Он поклонился и вышел.
— Дурак! — раздраженно сказала госпожа Гельвиг, обращаясь к дамам, с сожалением посмотревшим вслед Франку.
Профессор, занятый ребенком, не проронил ни слова; но с того момента, как советница предложила молодой девушке браслет, он сильно покраснел… Наконец он предоставил завернутую в плед девочку нежным рукам дам и направился к двери. Фелисита ушла в угол и прислонилась к стене; мертвенная бледность лица, нахмуренные брови и сжатые губы ясно показывали, что она испытывала сильную боль от обожженной руки. Взор профессора остановился на молодой девушке, и через мгновение он стоял перед ней.
— Вам очень больно? — быстро спросил он.
— Я могу терпеть, — ответила Фелисита дрожащими губами и отвернулась к окну — она не могла видеть эти глаза, столь ненавистные ей с детства.
— Вы не хотите принять моей помощи? — доброжелательным тоном спросил он.
— Я не хочу вас утруждать, — ответила девушка. — Я вылечу себя сама, как только мы вернемся в город.
— Как хотите, — холодно сказал профессор. — Но я должен вам напомнить, что моя мать еще нуждается в вас.
— Я этого не забыла, — ответила она менее раздраженно. Она почувствовала, что это напоминание о ее обязанностях было сделано не с целью ее унизить, а чтобы заставить ее принять его помощь. — Я отлично помню наш договор, — добавила она, — и вы до последней минуты найдете меня на указанном мне месте.
— Твоя медицинская помощь понадобилась и здесь, Иоганн? — спросила, подходя, советница.
— Нет, — ответил он коротко. — Но что ты тут делаешь, Адель? Я ведь сказал, что Анну нужно сейчас же вынести на свежий воздух. Не понимаю, что ты делаешь в этой душной комнате!
Профессор вышел, и советница поторопилась взять ребенка на руки, за ней последовали и дамы. За кофейным столом давно уже сидела госпожа Гельвиг. Опасность, угрожавшая двум человеческим жизням, не могла нарушить ее равновесия, основанного на стальных нервах и черствой душе.
Наконец явились Генрих с одеждой и Роза. Госпожа Гельвиг позволила Фелисите вернуться в город. Девушка знала, что у тети Кордулы есть хорошая мазь от ожогов, и поспешила к ней, оставив Генриха сторожить дом.

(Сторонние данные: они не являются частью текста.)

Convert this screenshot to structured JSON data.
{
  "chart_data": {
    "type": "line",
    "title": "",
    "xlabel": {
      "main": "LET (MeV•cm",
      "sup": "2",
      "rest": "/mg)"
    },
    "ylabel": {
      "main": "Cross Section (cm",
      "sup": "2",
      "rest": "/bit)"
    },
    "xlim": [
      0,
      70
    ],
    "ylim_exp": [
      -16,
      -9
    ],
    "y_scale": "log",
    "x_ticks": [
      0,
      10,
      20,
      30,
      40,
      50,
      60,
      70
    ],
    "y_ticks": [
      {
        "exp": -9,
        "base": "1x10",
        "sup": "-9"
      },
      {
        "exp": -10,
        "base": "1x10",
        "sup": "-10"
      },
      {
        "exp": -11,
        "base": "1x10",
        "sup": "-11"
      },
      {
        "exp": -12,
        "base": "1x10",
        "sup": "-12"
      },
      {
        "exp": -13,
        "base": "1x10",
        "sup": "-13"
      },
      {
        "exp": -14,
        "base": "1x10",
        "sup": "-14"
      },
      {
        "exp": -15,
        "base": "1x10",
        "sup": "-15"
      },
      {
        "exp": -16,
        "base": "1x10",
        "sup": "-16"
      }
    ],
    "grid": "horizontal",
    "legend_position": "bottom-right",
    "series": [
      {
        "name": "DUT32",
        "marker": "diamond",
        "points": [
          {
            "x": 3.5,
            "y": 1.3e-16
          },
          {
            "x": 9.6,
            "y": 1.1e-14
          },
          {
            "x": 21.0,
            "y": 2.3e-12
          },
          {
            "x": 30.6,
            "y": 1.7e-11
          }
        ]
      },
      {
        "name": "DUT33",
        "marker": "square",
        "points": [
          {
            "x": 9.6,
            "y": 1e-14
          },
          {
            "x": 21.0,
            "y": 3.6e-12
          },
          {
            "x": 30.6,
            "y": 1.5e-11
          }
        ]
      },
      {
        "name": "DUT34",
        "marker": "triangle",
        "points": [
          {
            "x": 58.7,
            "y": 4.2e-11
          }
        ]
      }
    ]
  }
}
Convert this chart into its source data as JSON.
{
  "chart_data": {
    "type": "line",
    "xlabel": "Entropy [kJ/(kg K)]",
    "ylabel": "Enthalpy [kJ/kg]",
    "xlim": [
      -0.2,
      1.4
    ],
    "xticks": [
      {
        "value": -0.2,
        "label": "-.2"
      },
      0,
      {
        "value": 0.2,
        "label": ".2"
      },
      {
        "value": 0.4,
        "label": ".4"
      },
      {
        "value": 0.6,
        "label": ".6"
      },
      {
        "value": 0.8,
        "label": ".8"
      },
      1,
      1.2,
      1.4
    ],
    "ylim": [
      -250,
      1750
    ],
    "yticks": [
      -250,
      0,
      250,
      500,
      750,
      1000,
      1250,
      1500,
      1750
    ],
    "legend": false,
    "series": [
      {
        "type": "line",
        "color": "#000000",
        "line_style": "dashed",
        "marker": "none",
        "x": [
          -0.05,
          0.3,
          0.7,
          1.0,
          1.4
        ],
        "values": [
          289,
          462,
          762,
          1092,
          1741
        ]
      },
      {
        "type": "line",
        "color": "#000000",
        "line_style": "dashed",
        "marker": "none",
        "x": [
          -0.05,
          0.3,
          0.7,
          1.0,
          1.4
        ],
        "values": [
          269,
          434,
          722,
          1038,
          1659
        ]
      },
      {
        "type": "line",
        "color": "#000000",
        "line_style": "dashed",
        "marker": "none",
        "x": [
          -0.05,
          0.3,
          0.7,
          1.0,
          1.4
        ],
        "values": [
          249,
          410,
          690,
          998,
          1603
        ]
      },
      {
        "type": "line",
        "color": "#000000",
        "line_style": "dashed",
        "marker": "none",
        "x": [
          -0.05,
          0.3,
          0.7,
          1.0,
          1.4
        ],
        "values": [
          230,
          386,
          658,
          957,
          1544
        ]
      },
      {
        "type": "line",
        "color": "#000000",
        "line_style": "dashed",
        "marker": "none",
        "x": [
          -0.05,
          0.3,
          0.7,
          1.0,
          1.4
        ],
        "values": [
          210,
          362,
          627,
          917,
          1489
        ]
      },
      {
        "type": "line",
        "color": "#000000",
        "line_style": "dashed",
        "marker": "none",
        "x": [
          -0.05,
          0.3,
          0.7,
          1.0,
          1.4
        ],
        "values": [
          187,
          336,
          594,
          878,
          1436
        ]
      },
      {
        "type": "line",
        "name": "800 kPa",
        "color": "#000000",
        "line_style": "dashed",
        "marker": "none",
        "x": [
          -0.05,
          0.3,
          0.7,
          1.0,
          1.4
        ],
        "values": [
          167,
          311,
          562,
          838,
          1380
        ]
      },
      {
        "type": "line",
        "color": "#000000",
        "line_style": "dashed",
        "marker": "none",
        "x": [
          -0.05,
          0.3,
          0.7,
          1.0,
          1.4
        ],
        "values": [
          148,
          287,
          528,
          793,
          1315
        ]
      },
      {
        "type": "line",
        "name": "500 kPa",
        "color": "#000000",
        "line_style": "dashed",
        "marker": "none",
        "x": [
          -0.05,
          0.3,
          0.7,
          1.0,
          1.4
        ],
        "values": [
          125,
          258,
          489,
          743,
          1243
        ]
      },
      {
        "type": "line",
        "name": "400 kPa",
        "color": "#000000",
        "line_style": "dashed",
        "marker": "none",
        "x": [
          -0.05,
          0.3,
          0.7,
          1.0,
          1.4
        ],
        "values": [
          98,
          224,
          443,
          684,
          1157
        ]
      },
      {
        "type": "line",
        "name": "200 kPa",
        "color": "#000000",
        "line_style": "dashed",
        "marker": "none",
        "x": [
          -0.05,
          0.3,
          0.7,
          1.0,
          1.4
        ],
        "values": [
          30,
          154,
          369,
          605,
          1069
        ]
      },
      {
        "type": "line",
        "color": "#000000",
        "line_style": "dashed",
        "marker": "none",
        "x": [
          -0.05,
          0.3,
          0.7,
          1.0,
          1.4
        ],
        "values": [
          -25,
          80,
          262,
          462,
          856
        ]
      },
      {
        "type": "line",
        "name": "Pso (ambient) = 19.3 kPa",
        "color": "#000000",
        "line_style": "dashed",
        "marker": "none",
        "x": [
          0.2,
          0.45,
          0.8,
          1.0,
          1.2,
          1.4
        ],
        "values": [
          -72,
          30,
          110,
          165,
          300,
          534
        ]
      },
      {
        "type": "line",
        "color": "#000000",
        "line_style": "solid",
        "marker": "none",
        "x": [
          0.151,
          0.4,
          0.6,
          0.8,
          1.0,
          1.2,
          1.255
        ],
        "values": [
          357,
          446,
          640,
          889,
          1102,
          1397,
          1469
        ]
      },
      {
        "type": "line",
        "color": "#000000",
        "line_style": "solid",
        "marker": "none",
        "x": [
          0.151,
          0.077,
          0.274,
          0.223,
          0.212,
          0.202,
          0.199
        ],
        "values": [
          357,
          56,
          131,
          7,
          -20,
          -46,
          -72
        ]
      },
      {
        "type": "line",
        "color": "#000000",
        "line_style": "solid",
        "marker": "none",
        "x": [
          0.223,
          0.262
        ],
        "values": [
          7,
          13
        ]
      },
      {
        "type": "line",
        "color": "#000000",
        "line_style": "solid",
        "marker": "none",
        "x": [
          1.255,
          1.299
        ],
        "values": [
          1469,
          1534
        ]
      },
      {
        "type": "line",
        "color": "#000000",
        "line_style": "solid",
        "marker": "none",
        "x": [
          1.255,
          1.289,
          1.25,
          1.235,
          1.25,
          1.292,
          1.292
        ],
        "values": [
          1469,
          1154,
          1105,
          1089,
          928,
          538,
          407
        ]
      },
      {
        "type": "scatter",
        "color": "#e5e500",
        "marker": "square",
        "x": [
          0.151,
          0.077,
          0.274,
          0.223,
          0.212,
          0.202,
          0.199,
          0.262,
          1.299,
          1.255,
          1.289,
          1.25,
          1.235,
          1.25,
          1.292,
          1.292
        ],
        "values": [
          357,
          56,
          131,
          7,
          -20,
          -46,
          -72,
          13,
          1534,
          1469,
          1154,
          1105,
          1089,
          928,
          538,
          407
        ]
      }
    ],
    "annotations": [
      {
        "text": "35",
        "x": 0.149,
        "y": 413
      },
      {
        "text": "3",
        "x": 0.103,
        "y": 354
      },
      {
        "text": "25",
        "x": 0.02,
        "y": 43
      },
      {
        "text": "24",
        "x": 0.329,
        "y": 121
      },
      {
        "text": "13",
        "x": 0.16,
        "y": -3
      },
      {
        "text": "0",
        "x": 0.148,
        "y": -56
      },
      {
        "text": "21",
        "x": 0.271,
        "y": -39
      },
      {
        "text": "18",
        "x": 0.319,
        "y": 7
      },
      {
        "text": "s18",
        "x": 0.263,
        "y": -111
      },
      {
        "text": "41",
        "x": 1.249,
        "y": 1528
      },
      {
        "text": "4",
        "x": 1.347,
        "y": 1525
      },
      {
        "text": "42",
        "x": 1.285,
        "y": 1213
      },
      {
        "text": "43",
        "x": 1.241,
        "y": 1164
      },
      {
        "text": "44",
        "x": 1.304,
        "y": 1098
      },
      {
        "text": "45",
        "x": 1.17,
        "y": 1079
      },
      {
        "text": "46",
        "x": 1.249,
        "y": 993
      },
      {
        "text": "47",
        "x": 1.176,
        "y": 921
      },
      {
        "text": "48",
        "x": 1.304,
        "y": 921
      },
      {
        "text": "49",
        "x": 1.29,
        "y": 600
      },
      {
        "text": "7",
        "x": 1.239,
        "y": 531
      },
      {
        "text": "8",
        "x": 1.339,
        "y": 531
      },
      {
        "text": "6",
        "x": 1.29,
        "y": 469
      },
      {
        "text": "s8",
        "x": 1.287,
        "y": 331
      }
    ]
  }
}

Пока испуганная старая дева доставала мазь и перевязывала пострадавшую руку, Фелисита рассказала обо всем случившемся, не упомянув, однако, о браслете. Когда старая дева спокойно заметила, что ей не следовало отказываться от врачебной помощи, она воскликнула:
— Нет, тетя! Эта рука не должна прикасаться ко мне, даже если бы она могла спасти меня от смертельной опасности! Тот класс людей, из которого я происхожу, ему ведь «невыразимо противен». Эта фраза тяжело ранила мое детское сердце — я ее никогда не забуду! Долг врача заставил его сегодня преодолеть то отвращение, которое он питает к парии, — я не хочу его жертв!
— Он не бессердечен, — продолжала она после паузы, — я знаю, что он отказывает себе в удовольствиях ради своих бедных пациентов. Если бы это делал кто-нибудь другой, я была бы тронута до слез, но у него это меня только возмущает… Это неблагородно, тетя, но я ничего не могу поделать, мне тягостно и неприятно видеть у него что-нибудь хорошее, потому что я ненавижу его.

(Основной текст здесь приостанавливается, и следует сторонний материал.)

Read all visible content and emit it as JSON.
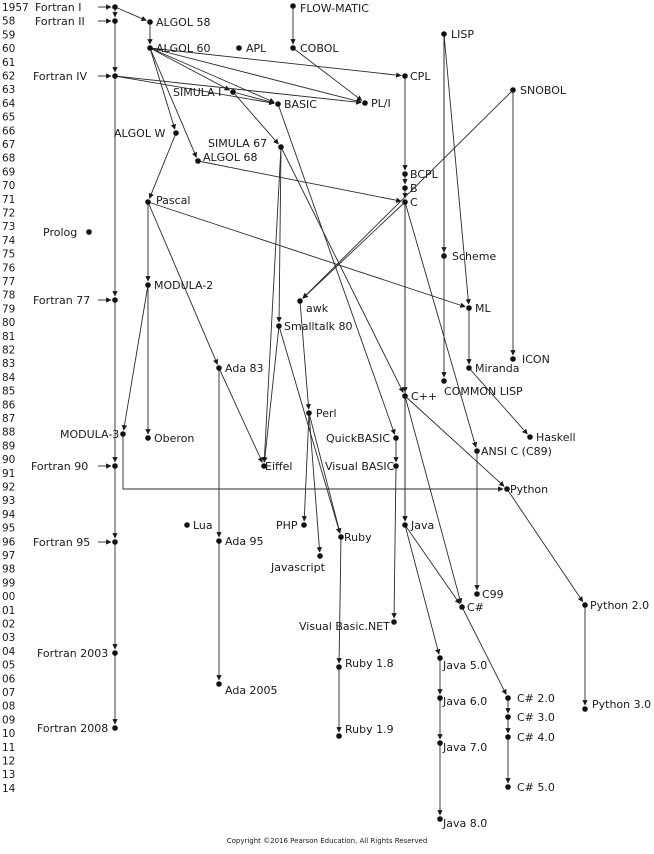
{
  "years": [
    "1957",
    "58",
    "59",
    "60",
    "61",
    "62",
    "63",
    "64",
    "65",
    "66",
    "67",
    "68",
    "69",
    "70",
    "71",
    "72",
    "73",
    "74",
    "75",
    "76",
    "77",
    "78",
    "79",
    "80",
    "81",
    "82",
    "83",
    "84",
    "85",
    "86",
    "87",
    "88",
    "89",
    "90",
    "91",
    "92",
    "93",
    "94",
    "95",
    "96",
    "97",
    "98",
    "99",
    "00",
    "01",
    "02",
    "03",
    "04",
    "05",
    "06",
    "07",
    "08",
    "09",
    "10",
    "11",
    "12",
    "13",
    "14"
  ],
  "languages": {
    "fortran1": "Fortran I",
    "fortran2": "Fortran II",
    "fortran4": "Fortran IV",
    "fortran77": "Fortran 77",
    "fortran90": "Fortran 90",
    "fortran95": "Fortran 95",
    "fortran2003": "Fortran 2003",
    "fortran2008": "Fortran 2008",
    "algol58": "ALGOL 58",
    "algol60": "ALGOL 60",
    "algolw": "ALGOL W",
    "algol68": "ALGOL 68",
    "apl": "APL",
    "flowmatic": "FLOW-MATIC",
    "cobol": "COBOL",
    "lisp": "LISP",
    "cpl": "CPL",
    "snobol": "SNOBOL",
    "simula1": "SIMULA I",
    "basic": "BASIC",
    "pli": "PL/I",
    "simula67": "SIMULA 67",
    "bcpl": "BCPL",
    "b": "B",
    "c": "C",
    "pascal": "Pascal",
    "prolog": "Prolog",
    "scheme": "Scheme",
    "modula2": "MODULA-2",
    "fortran77_dummy": "",
    "awk": "awk",
    "ml": "ML",
    "smalltalk80": "Smalltalk 80",
    "icon": "ICON",
    "ada83": "Ada 83",
    "miranda": "Miranda",
    "commonlisp": "COMMON LISP",
    "cpp": "C++",
    "perl": "Perl",
    "modula3": "MODULA-3",
    "oberon": "Oberon",
    "quickbasic": "QuickBASIC",
    "haskell": "Haskell",
    "ansic": "ANSI C (C89)",
    "eiffel": "Eiffel",
    "visualbasic": "Visual BASIC",
    "python": "Python",
    "lua": "Lua",
    "php": "PHP",
    "java": "Java",
    "ada95": "Ada 95",
    "ruby": "Ruby",
    "javascript": "Javascript",
    "c99": "C99",
    "csharp": "C#",
    "python2": "Python 2.0",
    "vbnet": "Visual Basic.NET",
    "java5": "Java 5.0",
    "ruby18": "Ruby 1.8",
    "ada2005": "Ada 2005",
    "java6": "Java 6.0",
    "csharp2": "C# 2.0",
    "csharp3": "C# 3.0",
    "python3": "Python 3.0",
    "csharp4": "C# 4.0",
    "ruby19": "Ruby 1.9",
    "java7": "Java 7.0",
    "csharp5": "C# 5.0",
    "java8": "Java 8.0"
  },
  "copyright": "Copyright ©2016 Pearson Education, All Rights Reserved"
}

Затем Фелисита впервые пожаловалась на бессердечное поведение молодой вдовы. Странный румянец снова появился на щеке старой девы.
— Неудивительно, она ведь дочь Павла Гельвига! — сказала она, и в этих словах послышался строгий приговор. Фелисита была удивлена. Никогда тетя Кордула не выказывала своего отношения к кому-либо из Гельвигов. Известие о прибытии советницы она приняла молча и, по-видимому, совершенно безучастно, так что Фелисита подумала, что родственники на Рейне никогда не были близкими тете Кордуле.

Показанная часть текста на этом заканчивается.